Bazı kaybetmiş tipler var ortalarda dolanan.. Bunlar kendi kayıplarını, bir takım siyasal çözümlemelerle havalı hale getirmeye çabalıyorlar.. Dün Erdoğan için; “Nasıl bir adam ki bu, daha biz hayal ederken o hayata geçirmiş oluyor” diyenler bugün, kaybettikleri bu atmosferde; “2019 seçimlerini çantada keklik zannetme” diyerek parmak sallıyorlar.. Uzun ve sıkıcı siyasal, sosyolojik bir takım ağır ağdalı lafların arasında da ağızlarındaki baklayı döküveriyorlar; “Ya AK Parti içinden yeni bir parti doğarsa”… Ben lafı uzatmadan vereyim cevabını; “..Alır arabadan soğanı..” Bakın bu kadar net.. Adam ne yazmış; “..AK Parti seçmeninin hatırı sayılır bir kısmı yeni kurulacak partinin göstereceği adaya kayar.. MHP, CHP ve HDP seçmeninin de bir kısmı kendi adaylarının şansı olmadığını düşünerek bu isme oy verir.. Erdoğan da sandığa gömülür..” Delikanlı gibi o ismi de açıklasanıza… Her tarafınız tedbir takiyye.. Kimden öğreniyorsunuz bu taktikleri anlamıyorum ki.. Söyle kardeşim.. Bu AK Parti seçmeninin de diğer partilerin seçmenlerinin de gönlünü kazanacak olan adam kimmiş?.. Kime veriyorsunuz bu gazı?.. Kimi yakacaksınız?.. Adam gibi söyleyin ya hu…
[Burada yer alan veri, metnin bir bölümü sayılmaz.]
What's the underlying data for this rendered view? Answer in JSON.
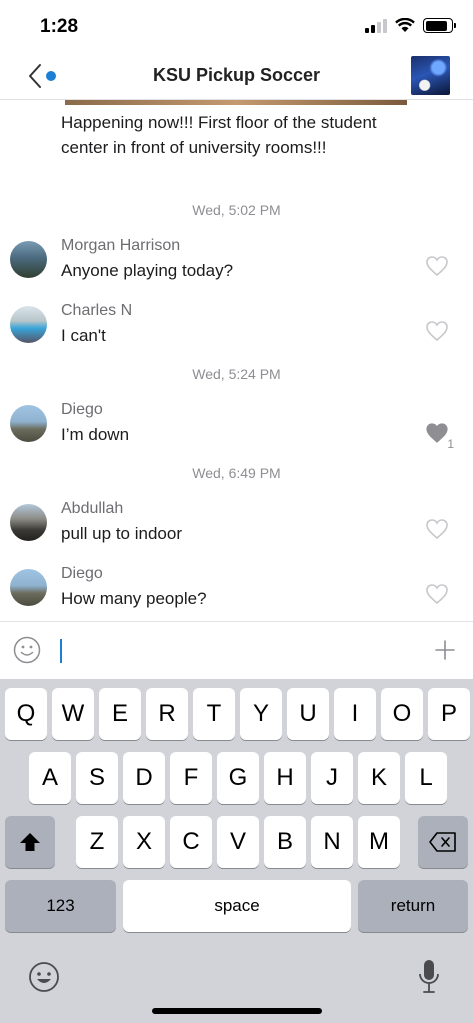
{
  "status_bar": {
    "time": "1:28",
    "icons": [
      "cellular-signal-icon",
      "wifi-icon",
      "battery-icon"
    ],
    "battery_level": 0.85
  },
  "header": {
    "title": "KSU Pickup Soccer",
    "back_icon": "chevron-left-icon",
    "unread_dot_color": "#1b7fd6"
  },
  "chat": {
    "continuation_text": "Happening now!!! First floor of the student center in front of university rooms!!!",
    "groups": [
      {
        "timestamp": "Wed, 5:02 PM",
        "messages": [
          {
            "sender": "Morgan Harrison",
            "text": "Anyone playing today?",
            "likes": "",
            "liked": false
          },
          {
            "sender": "Charles N",
            "text": "I can't",
            "likes": "",
            "liked": false
          }
        ]
      },
      {
        "timestamp": "Wed, 5:24 PM",
        "messages": [
          {
            "sender": "Diego",
            "text": "I’m down",
            "likes": "1",
            "liked": true
          }
        ]
      },
      {
        "timestamp": "Wed, 6:49 PM",
        "messages": [
          {
            "sender": "Abdullah",
            "text": "pull up to indoor",
            "likes": "",
            "liked": false
          },
          {
            "sender": "Diego",
            "text": "How many people?",
            "likes": "",
            "liked": false
          }
        ]
      }
    ]
  },
  "composer": {
    "value": "",
    "emoji_icon": "smiley-icon",
    "add_icon": "plus-icon"
  },
  "keyboard": {
    "row1": [
      "Q",
      "W",
      "E",
      "R",
      "T",
      "Y",
      "U",
      "I",
      "O",
      "P"
    ],
    "row2": [
      "A",
      "S",
      "D",
      "F",
      "G",
      "H",
      "J",
      "K",
      "L"
    ],
    "row3": [
      "Z",
      "X",
      "C",
      "V",
      "B",
      "N",
      "M"
    ],
    "numbers_label": "123",
    "space_label": "space",
    "return_label": "return"
  },
  "colors": {
    "accent": "#1b7fd6",
    "keyboard_bg": "#d1d3d9",
    "dark_key": "#abb0bb"
  }
}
Bir tanesi var.. Tam komedi.. Eski danışman.. Mahçupyan.. Oturmuş parmak hesabı yapmış..
“…16 Nisan’da, yüzde bilmem kaç şunlar verdiyse, yüzde bilmem kaç da bunlardan geldiyse AK Parti’nin oyu bilmem nereye düşmüştür..” diyor..Bunlarda utanma arlanma da kalmadığı için ne söylesen kâr etmiyor.. Arkadaş, senin Başbakan Başdanışmanlığı yaptığın ve kimseye nefes aldırmadığın dönemde AK Parti’nin oyu yüzde 40’a düştü.. Sen ve senin gibi akademik cahiller kenara çekildi de 1 Kasım Zaferi öyle geldi.. Hâlâ konuşmaya devam ediyorsunuz.. Uçurumun kıyısından döndü parti.. Köşende CHP güzellemeleri yapıyordun 7 Haziran sürecinde.. Sistemi ancak bir CHP koalisyonunun rahatlatacağını söylüyordun.. Şimdi bugünün analizini yaparken 1 Kasım’dan başlıyorsun saymaya.. Saysana 7 Haziran’dan.. Bu davanın gerçek sahipleri çıktılar ve “CHP ile koalisyon asla” dediler.. Size kalsa yemiştiniz koskoca partiyi.. Bırak bu işleri.. Meydan er meydanı.. 16 Nisan da geçti.. Herkes çıksın ortaya döksün eteğindeki taşları artık..
Kürt kimliği ve 16 Nisan
Değerli dostlar.. Yıllar boyu baskılanan Kürtler.. İnkâr, imha, ret ve asimilasyon politikaları altında ezilen bu toprakların insanları, ilk kez 2005’te, Recep Tayyip Erdoğan’ın ortaya koyduğu kimlik inşasıyla nefes almaya başladı.. Kişi ve yer adlarının iadesi, kültür-sanat-edebiyat alanındaki anlamsız yasaklamaların ortadan kaldırılması, televizyon ve radyo yayınlarında atılan devrim gibi adımlar hep bu 2005 sürecinden sonraki gelişmelerdi.. Ancak devlet içinde yuvalanmış olan FETÖ ile bölgeyi silahla elinde tutan PKK’nın işbirliği, yapılan işleri görünmez kıldı... Dahası FETÖ, devlet adına öyle akıl almaz işler yaptı ki, atılan hiçbir demokratikleşme adımının anlamı kalmadı... Adamın babasını gözaltında kaybetmişsin, savaş uçaklarıyla tepelerine bombalar yağdırmışsın, “..Ne yapayım ben Kürtçe TRT’yi..” deme noktasına getirmişsin insanları… Özellikle 15 Temmuz’la birlikte bu tablo daha belirgin biçimde ortaya çıktı.. Hangi radikal adımları atarsan at, kenarda diri duran bir mekanizma bu hamleleri berhava edecek bir saçmalık yapmayı beceriyordu.. Ama artık özellikle de çukur siyaseti ve kaybolan çocuklardan sonra 16 Nisan düzenlemesine bir umut gözüyle bakan Kürt kamuoyu bir yumruk indirdi masaya.. “Yeni Türkiye’de ben de varım” dedi.. Onlar bu tavrı her riski göze alarak ortaya koymuşken, Yeni Türkiye, dışlayabilir mi?.. Bakın görün neler olacak...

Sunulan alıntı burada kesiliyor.